Batten Down The Hatches: An Anonymous Submission
I received this Letter to Founders as an anonymous submission to the newsletter last week. I love the idea of anonymous submissions - the fact that someone took the time to write out their thoughts and share them with me (exclusively) is thrilling. I've edited parts of the article for brevity and clarity - you can read (and share) the full submission here or in the link below.
As for the message itself - I largely agree. Not because I think we are entering a 'shit storm' but because in some sectors of the economy it has felt like the Roaring 20s for the last several years and we have been over due for a correction.
There appears to be a major disconnect between many early-stage founders and economic reality, so let me just rip the band-aid off: the startup world is headed straight into a Category 5 Shit Storm, and it is time to batten down the hatches at your startup, now.
Like you, I am a venture-backed founder of an early-stage company. If you've been following the news, then you may have heard about a downdraft in the public markets. Based on recent interactions I've had with fellow early-stage founders, most of us seem to think (or worse, are being advised to think) that this is just a temporary fluctuation. Sorry to be the bearer of bad news, but it is not. Early-stage venture funds have raised record amounts of money and they have to deploy it right so we are insulated right? Wrong.
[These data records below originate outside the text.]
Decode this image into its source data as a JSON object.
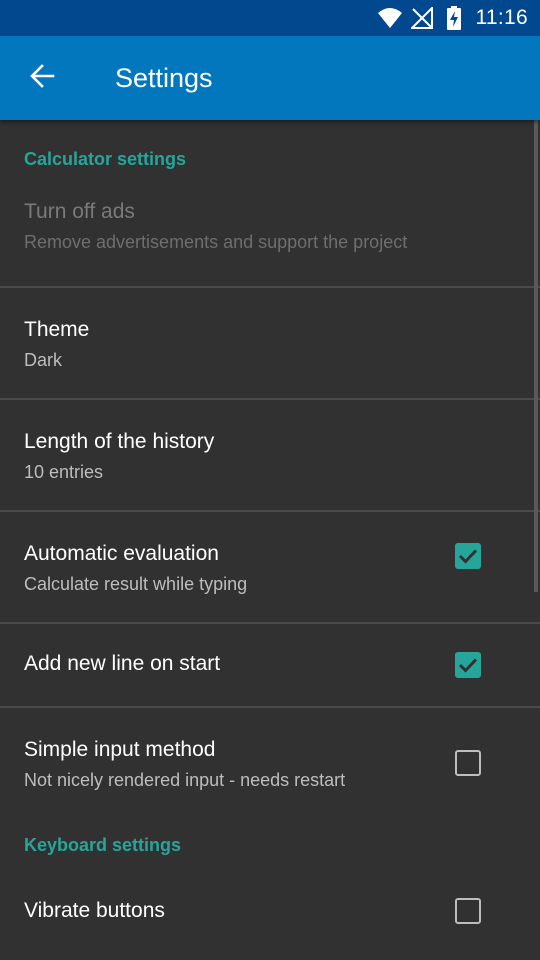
{
  "status_bar": {
    "time": "11:16",
    "icons": [
      "wifi-icon",
      "no-signal-icon",
      "battery-charging-icon"
    ]
  },
  "app_bar": {
    "title": "Settings",
    "back_icon": "arrow-back-icon"
  },
  "sections": {
    "calculator": {
      "header": "Calculator settings",
      "turn_off_ads": {
        "title": "Turn off ads",
        "summary": "Remove advertisements and support the project",
        "enabled": false
      },
      "theme": {
        "title": "Theme",
        "summary": "Dark"
      },
      "history_length": {
        "title": "Length of the history",
        "summary": "10 entries"
      },
      "automatic_evaluation": {
        "title": "Automatic evaluation",
        "summary": "Calculate result while typing",
        "checked": true
      },
      "add_new_line": {
        "title": "Add new line on start",
        "checked": true
      },
      "simple_input": {
        "title": "Simple input method",
        "summary": "Not nicely rendered input - needs restart",
        "checked": false
      }
    },
    "keyboard": {
      "header": "Keyboard settings",
      "vibrate_buttons": {
        "title": "Vibrate buttons",
        "checked": false
      }
    }
  },
  "colors": {
    "status_bar": "#02488f",
    "app_bar": "#0277bd",
    "background": "#313131",
    "accent": "#26a69a",
    "divider": "#4a4a4a"
  }
}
What is going on in the public markets is not a fluctuation.
We are in the midst of a structural paradigm shift in market psychology and early-stage companies are not immune.
Given the extreme focus that it takes to build something from scratch, it is easy to tune out the noise but that only works while the music is playing. The music stopped playing in the public markets last November. What happens in the public markets typically shows up in private markets (i.e. VC) with a 6-12 month lag.
There is currently zero fear among early-stage founders or prospective employees.
Zero! Why? Because demand is still strong! There is a labor shortage! Engineers have 5 different job offers! This might be true currently, but unfortunately, markets are reflexive. Investors don't base their decisions on reality, but rather on their perceptions of reality instead. The actions that result from these perceptions have an impact on reality, or fundamentals, which then affects investors' perceptions and thus prices.
The economy may be strong today, but the mere fact that investors view the future as being bleak makes the future bleak.
When a public company sees its valuation cut in half (or more) it is forced to start cutting costs whether they had planned to or not. That means they reduce their spending on products and start laying people off. That crushes demand for your startup's products which in turn forces you to lay off people and it spirals from there.
Here is the playbook I am implementing at our startup to survive:
- Effective immediately, you are the founder of a bootstrapped startup. Operate on the assumption that there are no new rounds of funding coming for the next 12 months.
- No new hires for the next 12 months. Make a ranked list of who you would lay off and plan contingencies for who will take over responsibilities.
- Cut all nonessential company expenses immediately. The extra month of runway could prove crucial.
- Product Market Fit >> Narrative. Do whatever you have to do to get there.
- Partner attention will be focused on the winners in their portfolio and/or their next fund. If your calls stop getting answered, don't take it personally.
- Study this chart:
This chart is taken from an infamous deck entitled RIP Good Times that Sequoia sent their founders on the eve of the Great Financial Crisis. Slides 40 onwards contain advice that is relevant to us today.
IF THIS ESSAY SEEMS ALARMIST TO YOU - IT IS BECAUSE IT IS MEANT TO BE.
The time to act is now, not in 12 months when it is too late. It will be hard, and it's going to get ugly. Remember, however, that great companies are forged in the fire.
If you do persist however and your company gets chewed up in this macro carnage, remember not to beat yourself up. Separate the process from the outcome. At least you tried, and that's already more than most ever had the courage to do.
Good luck, god speed, and see you on the other side.